Beaucoup plus tard, et par-delà le règne des Amédée, on peut se rappeler que Joseph de Maistre, fuyant la Révolution, vécut quelque temps à Lausanne. Il y fréquenta un peu Mme de Staël, mais à vrai dire, cela ne dura pas, parce qu’il détestait Benjamin Constant. Cela fait, quoi qu’il en soit, une occasion de commémorer un souvenir commun !
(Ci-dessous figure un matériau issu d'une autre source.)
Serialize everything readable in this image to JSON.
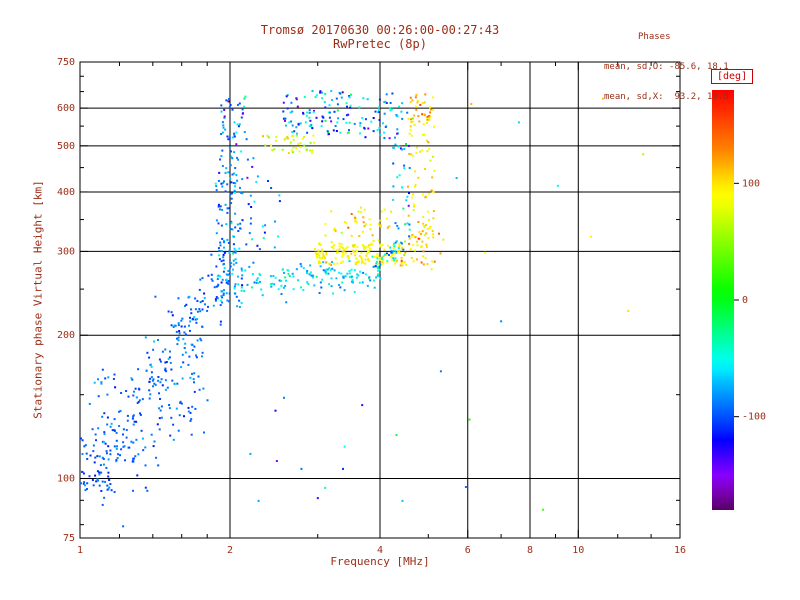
{
  "colors": {
    "text": "#9b2d16",
    "axis": "#000000",
    "background": "#ffffff",
    "colorbar_label": "#cc0000"
  },
  "stats": {
    "header": "Phases",
    "line_o": "mean, sd,O: -85.6, 18.1",
    "line_x": "mean, sd,X:  93.2, 19.8"
  },
  "colorbar": {
    "label": "[deg]",
    "ticks": [
      100,
      0,
      -100
    ],
    "vmin": -180,
    "vmax": 180,
    "colormap": "rainbow",
    "position": "right"
  },
  "chart_data": {
    "type": "scatter",
    "title": "Tromsø 20170630 00:26:00-00:27:43",
    "subtitle": "RwPretec (8p)",
    "xlabel": "Frequency [MHz]",
    "ylabel": "Stationary phase Virtual Height [km]",
    "xscale": "log",
    "yscale": "log",
    "xlim": [
      1,
      16
    ],
    "ylim": [
      75,
      750
    ],
    "xticks": [
      1,
      2,
      4,
      6,
      8,
      10,
      16
    ],
    "yticks": [
      75,
      100,
      200,
      300,
      400,
      500,
      600,
      750
    ],
    "minor_xticks": [
      1.2,
      1.4,
      1.6,
      1.8,
      3,
      5,
      7,
      9,
      12,
      14
    ],
    "minor_yticks": [
      80,
      90,
      150,
      250,
      350,
      450,
      550,
      650,
      700
    ],
    "grid_x": [
      2,
      4,
      6,
      8,
      10
    ],
    "grid_y": [
      100,
      200,
      300,
      400,
      500,
      600
    ],
    "grid": true,
    "phase_units": "deg",
    "marker_size": 2,
    "clusters": [
      {
        "mode": "box",
        "f": [
          1.0,
          1.16
        ],
        "h": [
          94,
          122
        ],
        "n": 55,
        "phase": [
          -95,
          12
        ]
      },
      {
        "mode": "box",
        "f": [
          1.04,
          1.34
        ],
        "h": [
          108,
          170
        ],
        "n": 65,
        "phase": [
          -92,
          12
        ]
      },
      {
        "mode": "line",
        "from": [
          1.1,
          105
        ],
        "to": [
          2.0,
          285
        ],
        "jit": 0.1,
        "n": 150,
        "phase": [
          -95,
          10
        ]
      },
      {
        "mode": "line",
        "from": [
          1.25,
          100
        ],
        "to": [
          1.8,
          155
        ],
        "jit": 0.08,
        "n": 45,
        "phase": [
          -96,
          10
        ]
      },
      {
        "mode": "box",
        "f": [
          1.35,
          1.78
        ],
        "h": [
          150,
          245
        ],
        "n": 60,
        "phase": [
          -90,
          14
        ]
      },
      {
        "mode": "box",
        "f": [
          1.88,
          2.12
        ],
        "h": [
          228,
          335
        ],
        "n": 85,
        "phase": [
          -75,
          20
        ]
      },
      {
        "mode": "box",
        "f": [
          1.87,
          2.13
        ],
        "h": [
          335,
          505
        ],
        "n": 70,
        "phase": [
          -88,
          18
        ]
      },
      {
        "mode": "box",
        "f": [
          1.9,
          2.16
        ],
        "h": [
          505,
          635
        ],
        "n": 40,
        "phase": [
          -95,
          25
        ]
      },
      {
        "mode": "line",
        "from": [
          2.15,
          258
        ],
        "to": [
          3.85,
          268
        ],
        "jit": 0.035,
        "n": 130,
        "phase": [
          -62,
          18
        ]
      },
      {
        "mode": "line",
        "from": [
          3.85,
          272
        ],
        "to": [
          4.35,
          302
        ],
        "jit": 0.035,
        "n": 40,
        "phase": [
          -58,
          20
        ]
      },
      {
        "mode": "box",
        "f": [
          2.95,
          4.45
        ],
        "h": [
          282,
          312
        ],
        "n": 150,
        "phase": [
          92,
          10
        ]
      },
      {
        "mode": "box",
        "f": [
          3.0,
          4.3
        ],
        "h": [
          312,
          372
        ],
        "n": 32,
        "phase": [
          96,
          14
        ]
      },
      {
        "mode": "box",
        "f": [
          3.4,
          4.05
        ],
        "h": [
          320,
          368
        ],
        "n": 12,
        "phase": [
          122,
          12
        ]
      },
      {
        "mode": "box",
        "f": [
          2.55,
          3.45
        ],
        "h": [
          528,
          652
        ],
        "n": 90,
        "phase": [
          -85,
          35
        ]
      },
      {
        "mode": "box",
        "f": [
          2.3,
          2.95
        ],
        "h": [
          480,
          527
        ],
        "n": 40,
        "phase": [
          80,
          20
        ]
      },
      {
        "mode": "box",
        "f": [
          3.45,
          4.35
        ],
        "h": [
          518,
          645
        ],
        "n": 55,
        "phase": [
          -72,
          40
        ]
      },
      {
        "mode": "box",
        "f": [
          2.15,
          2.52
        ],
        "h": [
          300,
          480
        ],
        "n": 28,
        "phase": [
          -80,
          25
        ]
      },
      {
        "mode": "box",
        "f": [
          4.55,
          5.15
        ],
        "h": [
          300,
          645
        ],
        "n": 90,
        "phase": [
          95,
          14
        ]
      },
      {
        "mode": "box",
        "f": [
          4.6,
          5.1
        ],
        "h": [
          560,
          650
        ],
        "n": 18,
        "phase": [
          122,
          16
        ]
      },
      {
        "mode": "box",
        "f": [
          4.2,
          4.6
        ],
        "h": [
          300,
          620
        ],
        "n": 45,
        "phase": [
          -75,
          25
        ]
      },
      {
        "mode": "box",
        "f": [
          4.4,
          5.4
        ],
        "h": [
          275,
          332
        ],
        "n": 38,
        "phase": [
          102,
          22
        ]
      },
      {
        "mode": "box",
        "f": [
          1.95,
          4.6
        ],
        "h": [
          78,
          150
        ],
        "n": 13,
        "phase": [
          -85,
          45
        ]
      }
    ],
    "outliers": [
      [
        6.1,
        612,
        115
      ],
      [
        6.05,
        133,
        20
      ],
      [
        7.0,
        214,
        -85
      ],
      [
        8.5,
        86,
        25
      ],
      [
        11.2,
        628,
        112
      ],
      [
        10.6,
        322,
        95
      ],
      [
        5.7,
        428,
        -72
      ],
      [
        6.5,
        298,
        88
      ],
      [
        5.95,
        96,
        -92
      ],
      [
        9.1,
        412,
        -58
      ],
      [
        12.6,
        225,
        103
      ],
      [
        5.3,
        168,
        -88
      ],
      [
        7.6,
        560,
        -65
      ],
      [
        13.5,
        480,
        60
      ]
    ]
  }
}
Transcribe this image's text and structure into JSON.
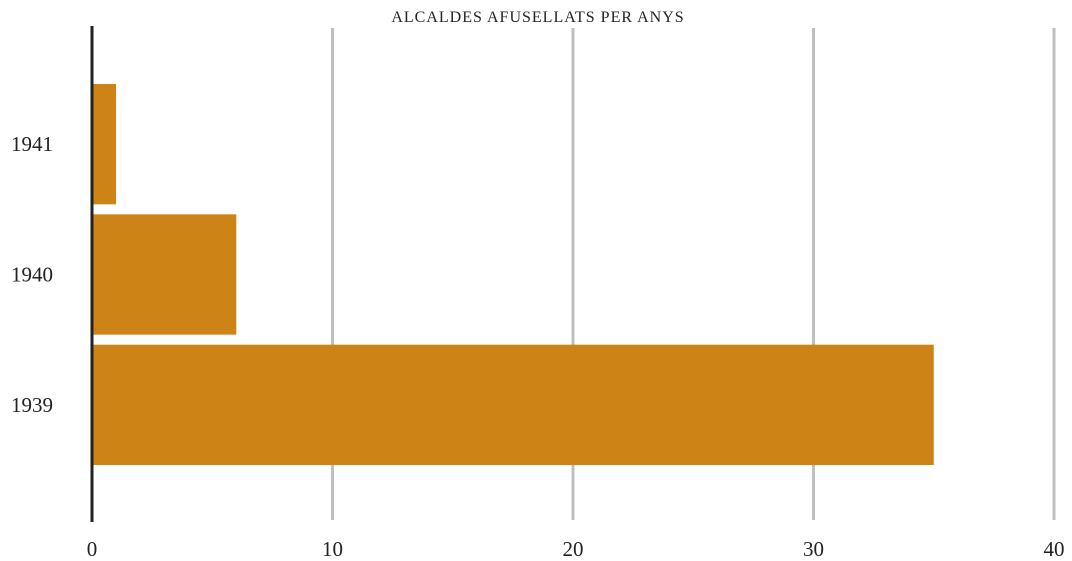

Et puis pensons aux écrits de Ramuz sur la Savoie, et aux séjours qu’il y a fait, notamment à Saint-Jeoire, chez le docteur Gay.

Mais souvenons-nous aussi de l’acquisition de Moudon par le comte Thomas de Savoie, et le gouvernement des États de Savoie par saint Amédée de Lausanne, alors qu’Amédée III était parti aux Croisades ! D’autant plus que saint Amédée fut aussi abbé de Hautecombe.

Oui, il y a bien quelques souvenirs communs.